There would not be any closure until September 1, 2012, a mere 4 days after the mysterious audio recording was released, when Amber’s skeletal remains were found by horseback riders in a rural area in Leduc County, in the general vicinity of where she had vanished. The finding of the body put renewed urgency on the identity behind the voice talking to Amber in the recording, yet no new tips came forward and her killer remains a mystery. The finding of Amber’s body raised the unsettling possibility is that there is a potential serial killer at work here targeting Native women, a possibility chillingly backed up by the fact that there have been 15 mysterious vanishings in the area and the remains of 4 indigenous women discovered in in the 2000s in the very same vicinity in which Amber’s body was found. All had disappeared while hitchhiking and all of the remains of these women were ominously found within a few kilometers of each other in Leduc County, with the most recent being the skull of Delores Browers in 2015, who had gone missing in 2005 without a trace. If this is a serial killer and the work of one man, then it seems like there is a fairly good probability that the voice in Amber’s last call belongs to him. Of that voice in the recording in relation to her daughter’s killer and the other vanishings and murders, Amber’s mother has said:
Maybe it’s the same guy that’s killing these other women that are found in Leduc and Nisku area. And how many more women, girls are going to be killed before he’s caught?

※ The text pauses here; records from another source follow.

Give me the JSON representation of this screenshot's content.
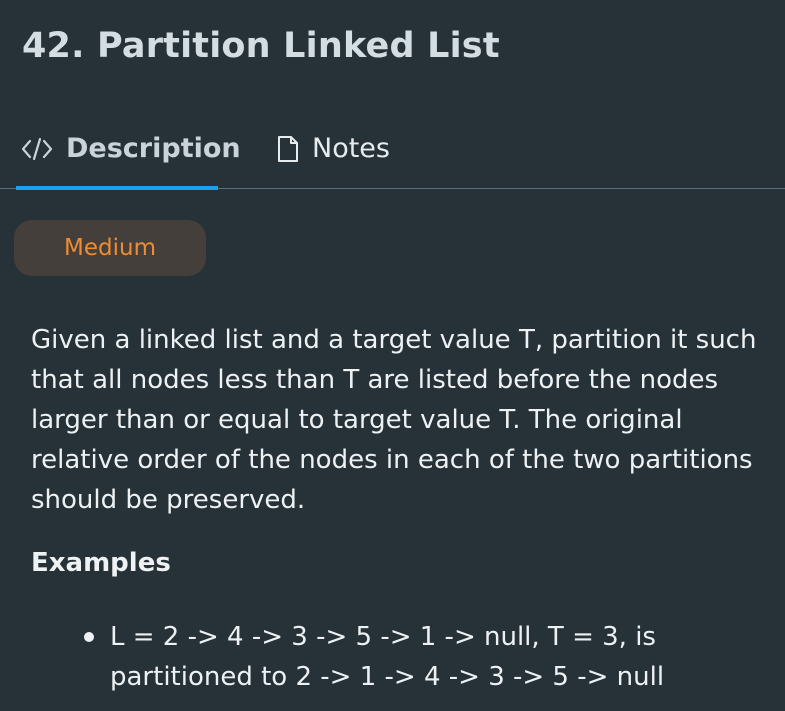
{
  "problem": {
    "title": "42. Partition Linked List",
    "difficulty": "Medium",
    "difficulty_color": "#ee8b33",
    "description": "Given a linked list and a target value T, partition it such that all nodes less than T are listed before the nodes larger than or equal to target value T. The original relative order of the nodes in each of the two partitions should be preserved.",
    "examples_heading": "Examples",
    "examples": [
      "L = 2 -> 4 -> 3 -> 5 -> 1 -> null, T = 3, is partitioned to 2 -> 1 -> 4 -> 3 -> 5 -> null"
    ]
  },
  "tabs": [
    {
      "label": "Description",
      "icon": "code-icon",
      "active": true
    },
    {
      "label": "Notes",
      "icon": "document-icon",
      "active": false
    }
  ],
  "theme": {
    "background": "#263238",
    "active_tab_underline": "#1ba1f2",
    "badge_background": "#443f3a"
  }
}
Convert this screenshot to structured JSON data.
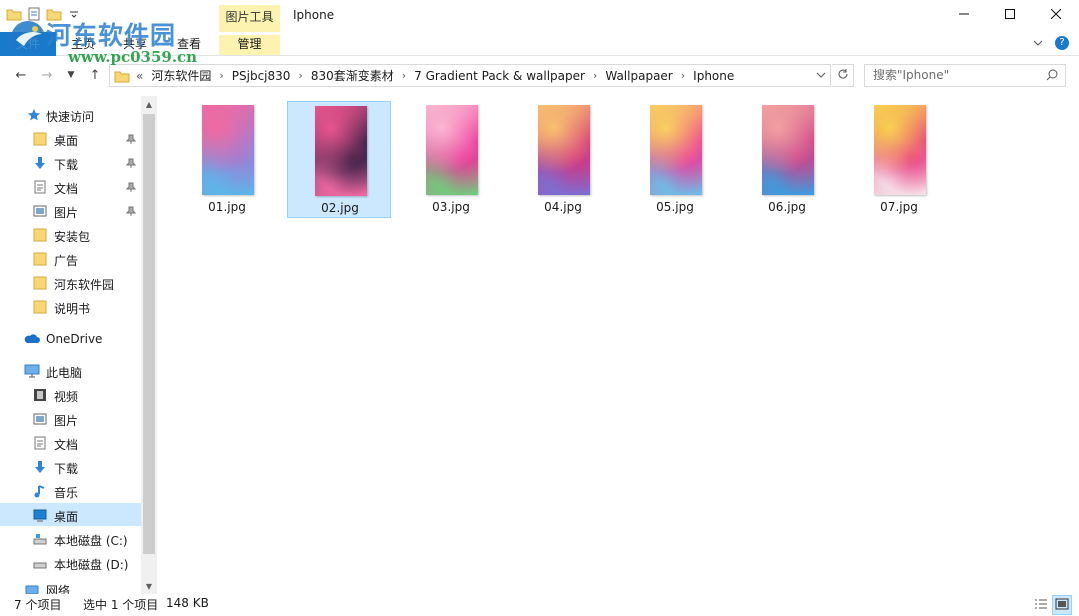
{
  "window": {
    "title": "Iphone",
    "contextual_tab_group": "图片工具",
    "controls": {
      "minimize": "minimize-icon",
      "maximize": "maximize-icon",
      "close": "close-icon"
    }
  },
  "ribbon": {
    "tabs": [
      {
        "label": "文件"
      },
      {
        "label": "主页"
      },
      {
        "label": "共享"
      },
      {
        "label": "查看"
      },
      {
        "label": "管理"
      }
    ],
    "help": "?"
  },
  "address": {
    "overflow": "«",
    "crumbs": [
      "河东软件园",
      "PSjbcj830",
      "830套渐变素材",
      "7 Gradient Pack & wallpaper",
      "Wallpapaer",
      "Iphone"
    ]
  },
  "search": {
    "placeholder": "搜索\"Iphone\""
  },
  "nav": {
    "quick_access": "快速访问",
    "quick_items": [
      {
        "label": "桌面",
        "pinned": true
      },
      {
        "label": "下载",
        "pinned": true
      },
      {
        "label": "文档",
        "pinned": true
      },
      {
        "label": "图片",
        "pinned": true
      },
      {
        "label": "安装包"
      },
      {
        "label": "广告"
      },
      {
        "label": "河东软件园"
      },
      {
        "label": "说明书"
      }
    ],
    "onedrive": "OneDrive",
    "this_pc": "此电脑",
    "pc_items": [
      {
        "label": "视频"
      },
      {
        "label": "图片"
      },
      {
        "label": "文档"
      },
      {
        "label": "下载"
      },
      {
        "label": "音乐"
      },
      {
        "label": "桌面",
        "selected": true
      },
      {
        "label": "本地磁盘 (C:)"
      },
      {
        "label": "本地磁盘 (D:)"
      },
      {
        "label": "网络"
      }
    ]
  },
  "files": [
    {
      "name": "01.jpg",
      "colors": [
        "#f06aa0",
        "#9a7fd8",
        "#5ab8e8"
      ]
    },
    {
      "name": "02.jpg",
      "colors": [
        "#e8548e",
        "#2a1c3e",
        "#f46aa4"
      ],
      "selected": true
    },
    {
      "name": "03.jpg",
      "colors": [
        "#f9b6d0",
        "#f0309a",
        "#6fcf7c"
      ]
    },
    {
      "name": "04.jpg",
      "colors": [
        "#f8c070",
        "#d6337e",
        "#7a6fd4"
      ]
    },
    {
      "name": "05.jpg",
      "colors": [
        "#f8d060",
        "#f0389a",
        "#6ac0e8"
      ]
    },
    {
      "name": "06.jpg",
      "colors": [
        "#f0a0a0",
        "#d0408a",
        "#3a9ee0"
      ]
    },
    {
      "name": "07.jpg",
      "colors": [
        "#f8d050",
        "#e83a80",
        "#f6e4ea"
      ]
    }
  ],
  "status": {
    "count": "7 个项目",
    "selected": "选中 1 个项目",
    "size": "148 KB"
  },
  "watermark": {
    "title": "河东软件园",
    "url": "www.pc0359.cn"
  }
}
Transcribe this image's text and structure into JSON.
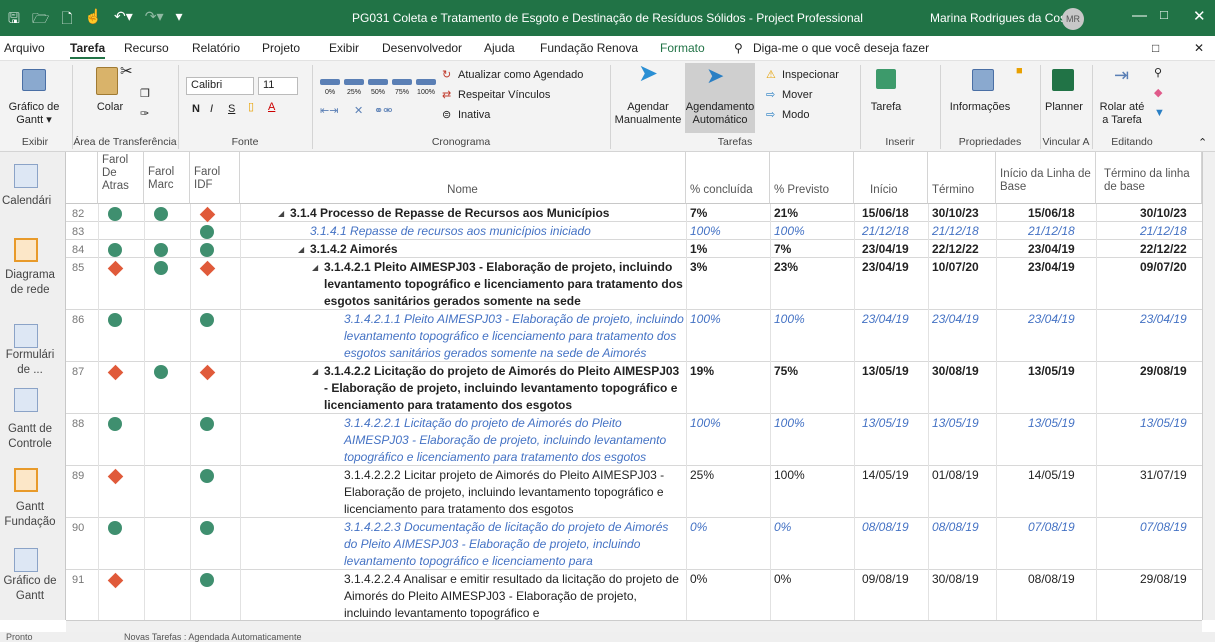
{
  "window": {
    "title": "PG031 Coleta e Tratamento de Esgoto e Destinação de Resíduos Sólidos  -  Project Professional",
    "user": "Marina Rodrigues da Costa",
    "avatar": "MR",
    "minimize": "—",
    "restore": "□",
    "close": "✕"
  },
  "quick_access": [
    "save-icon",
    "open-icon",
    "new-icon",
    "touch-icon",
    "undo-icon",
    "redo-icon",
    "customize-icon"
  ],
  "menu": {
    "items": [
      "Arquivo",
      "Tarefa",
      "Recurso",
      "Relatório",
      "Projeto",
      "Exibir",
      "Desenvolvedor",
      "Ajuda",
      "Fundação Renova",
      "Formato"
    ],
    "search": "Diga-me o que você deseja fazer"
  },
  "ribbon": {
    "gantt": "Gráfico de Gantt ▾",
    "paste": "Colar",
    "font_name": "Calibri",
    "font_size": "11",
    "bold": "N",
    "italic": "I",
    "underline": "S",
    "auto_update": "Atualizar como Agendado",
    "respect": "Respeitar Vínculos",
    "inactive": "Inativa",
    "manual": "Agendar Manualmente",
    "auto": "Agendamento Automático",
    "inspect": "Inspecionar",
    "move": "Mover",
    "mode": "Modo",
    "task": "Tarefa",
    "info": "Informações",
    "planner": "Planner",
    "scroll": "Rolar até a Tarefa",
    "percent_labels": [
      "0%",
      "25%",
      "50%",
      "75%",
      "100%"
    ],
    "groups": [
      "Exibir",
      "Área de Transferência",
      "Fonte",
      "Cronograma",
      "Tarefas",
      "Inserir",
      "Propriedades",
      "Vincular A",
      "Editando"
    ]
  },
  "sidebar": [
    "Calendári",
    "Diagrama de rede",
    "Formulári de ...",
    "Gantt de Controle",
    "Gantt Fundação",
    "Gráfico de Gantt"
  ],
  "columns": [
    "Farol De Atras",
    "Farol Marc",
    "Farol IDF",
    "Nome",
    "% concluída",
    "% Previsto",
    "Início",
    "Término",
    "Início da Linha de Base",
    "Término da linha de base"
  ],
  "rows": [
    {
      "id": "82",
      "f": [
        "g",
        "g",
        "r"
      ],
      "name": "3.1.4 Processo de Repasse de Recursos aos Municípios",
      "pct": "7%",
      "prev": "21%",
      "start": "15/06/18",
      "end": "30/10/23",
      "bs": "15/06/18",
      "be": "30/10/23",
      "style": "summary",
      "level": 0
    },
    {
      "id": "83",
      "f": [
        "",
        "",
        "g"
      ],
      "name": "3.1.4.1 Repasse de recursos aos municípios iniciado",
      "pct": "100%",
      "prev": "100%",
      "start": "21/12/18",
      "end": "21/12/18",
      "bs": "21/12/18",
      "be": "21/12/18",
      "style": "done",
      "level": 1
    },
    {
      "id": "84",
      "f": [
        "g",
        "g",
        "g"
      ],
      "name": "3.1.4.2 Aimorés",
      "pct": "1%",
      "prev": "7%",
      "start": "23/04/19",
      "end": "22/12/22",
      "bs": "23/04/19",
      "be": "22/12/22",
      "style": "summary",
      "level": 1
    },
    {
      "id": "85",
      "f": [
        "r",
        "g",
        "r"
      ],
      "name": "3.1.4.2.1 Pleito AIMESPJ03 - Elaboração de projeto, incluindo levantamento topográfico e licenciamento para tratamento dos esgotos sanitários gerados somente na sede",
      "pct": "3%",
      "prev": "23%",
      "start": "23/04/19",
      "end": "10/07/20",
      "bs": "23/04/19",
      "be": "09/07/20",
      "style": "summary",
      "level": 2
    },
    {
      "id": "86",
      "f": [
        "g",
        "",
        "g"
      ],
      "name": "3.1.4.2.1.1 Pleito AIMESPJ03 - Elaboração de projeto, incluindo levantamento topográfico e licenciamento para tratamento dos esgotos sanitários gerados somente na sede de Aimorés",
      "pct": "100%",
      "prev": "100%",
      "start": "23/04/19",
      "end": "23/04/19",
      "bs": "23/04/19",
      "be": "23/04/19",
      "style": "done",
      "level": 3
    },
    {
      "id": "87",
      "f": [
        "r",
        "g",
        "r"
      ],
      "name": "3.1.4.2.2 Licitação do projeto de Aimorés do Pleito AIMESPJ03 - Elaboração de projeto, incluindo levantamento topográfico e licenciamento para tratamento dos esgotos",
      "pct": "19%",
      "prev": "75%",
      "start": "13/05/19",
      "end": "30/08/19",
      "bs": "13/05/19",
      "be": "29/08/19",
      "style": "summary",
      "level": 2
    },
    {
      "id": "88",
      "f": [
        "g",
        "",
        "g"
      ],
      "name": "3.1.4.2.2.1 Licitação do projeto de Aimorés do Pleito AIMESPJ03 - Elaboração de projeto, incluindo levantamento topográfico e licenciamento para tratamento dos esgotos",
      "pct": "100%",
      "prev": "100%",
      "start": "13/05/19",
      "end": "13/05/19",
      "bs": "13/05/19",
      "be": "13/05/19",
      "style": "done",
      "level": 3
    },
    {
      "id": "89",
      "f": [
        "r",
        "",
        "g"
      ],
      "name": "3.1.4.2.2.2 Licitar projeto de Aimorés do Pleito AIMESPJ03 - Elaboração de projeto, incluindo levantamento topográfico e licenciamento para tratamento dos esgotos",
      "pct": "25%",
      "prev": "100%",
      "start": "14/05/19",
      "end": "01/08/19",
      "bs": "14/05/19",
      "be": "31/07/19",
      "style": "normal",
      "level": 3
    },
    {
      "id": "90",
      "f": [
        "g",
        "",
        "g"
      ],
      "name": "3.1.4.2.2.3 Documentação de licitação do projeto de Aimorés do Pleito AIMESPJ03 - Elaboração de projeto, incluindo levantamento topográfico e licenciamento para",
      "pct": "0%",
      "prev": "0%",
      "start": "08/08/19",
      "end": "08/08/19",
      "bs": "07/08/19",
      "be": "07/08/19",
      "style": "done",
      "level": 3
    },
    {
      "id": "91",
      "f": [
        "r",
        "",
        "g"
      ],
      "name": "3.1.4.2.2.4 Analisar e emitir resultado da licitação do projeto de Aimorés do Pleito AIMESPJ03 - Elaboração de projeto, incluindo levantamento topográfico e",
      "pct": "0%",
      "prev": "0%",
      "start": "09/08/19",
      "end": "30/08/19",
      "bs": "08/08/19",
      "be": "29/08/19",
      "style": "normal",
      "level": 3
    }
  ],
  "status": {
    "ready": "Pronto",
    "new_tasks": "Novas Tarefas : Agendada Automaticamente"
  },
  "colors": {
    "green": "#217346",
    "dot_green": "#3f8f6f",
    "dot_red": "#e05a3a",
    "done_blue": "#4472c4"
  }
}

With regards to the family’s allegation of police mishandling of the case, in 2018 an independent federal review found that indeed the Leduc RCMP investigation into Amber’s disappearance and murder was deficient. The report states that many RCMP policies, procedures and guidelines had not been properly followed, officers had acted incompetently on many occasions, and the investigation had various other examples of how it was all botched, including the destruction of the evidence, inaccurate information being released to the media, the refusal to release crucial details to the public, and the quick removal of Amber from the missing persons list. Police had also taken too long to interview Amber’s mother and the friend she had last been with, and all of this left them so distrustful of the RCMP that they began to doubt if the remains that had been found were even Amber’s at all, citing the uncommonly quick identification of such heavily decomposed remains and the fact that dental fillings found in the skull did not match with Amber’s known dental records. Indeed, in 2019 they went about requesting that the remains be exhumed for DNA testing to find out for sure, a request which is pending.
What happened to Amber Tuccaro? Why did she leave her young child to go out hitchhiking at night and who was that voice in her last phone call? Why haven’t more people come forward with information despite the massive circulation of the tape, and why haven’t the few leads that have come forward been properly investigated? Indeed, why was the case so spectacularly mishandled from the beginning? These are questions the answers of which we will likely never know for sure, and it remains a tragic and curious unsolved mystery.